On Wednesday morning, Mrs. Deli Landau, mother of 11, drove from Hebron to Kiryat Arba with a number of children in her car. At the entrance to Kiryat Arba a policeman stopped the car and asked her if she was from Hebron. When she replied positively, he demanded to see her identification card. She responded, 'if you only demand IDs from people in Hebron, your purposes are political' and continued driving into the community.

A couple of minutes later a police van, following her, called on her to stop and park. Police then started yelling at her that she had tried to run down a police officer, a charge which she vehemently denied.The policeman, looking into her car, demanded that two of her older children, Yedidya, 18 and Ditza, 17, identify themselves. When they refused, they were arrested.

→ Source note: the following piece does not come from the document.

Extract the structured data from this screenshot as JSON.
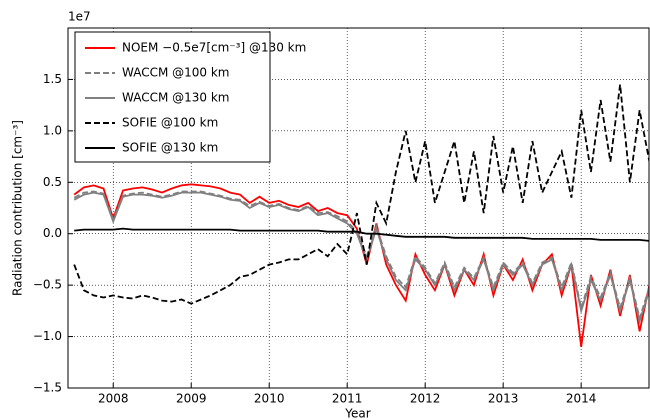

Deli was then taken to the Kiryat Arba police station and interrogated, charged with: attacking a police officer (reduced from the initial charge of attempting to run him over), for trying to pour water on police issuing expulsion orders two weeks earlier, and for rioting.

The police then officially arrested her and sent her, together with her year and a half old infant son Yehuda Tzvi (who is sick with spastic bronchitis) to the Neve Tirza women's prison, where she spent the night. The police conveniently forgot to provide her with food, both for her and for her baby, all day.

The next day Deli was taken to court, where the prosecutor, claiming that she is 'dangerous' and 'a threat' be held in prison until the conclusion of all proceedings against her. At the last minute the judge agreed to allow her to remain under house arrest at her parent's home in Jerusalem until Tuesday, when a final decision will be issued as to whether she will be remanded in prison.

It should be noted that Deli Landau, a Hebron resident for 21 years, hasn't any criminal record, and is a profession medic who travels with almost all Hebron women by ambulance to Jerusalem when they are in labor before they give birth.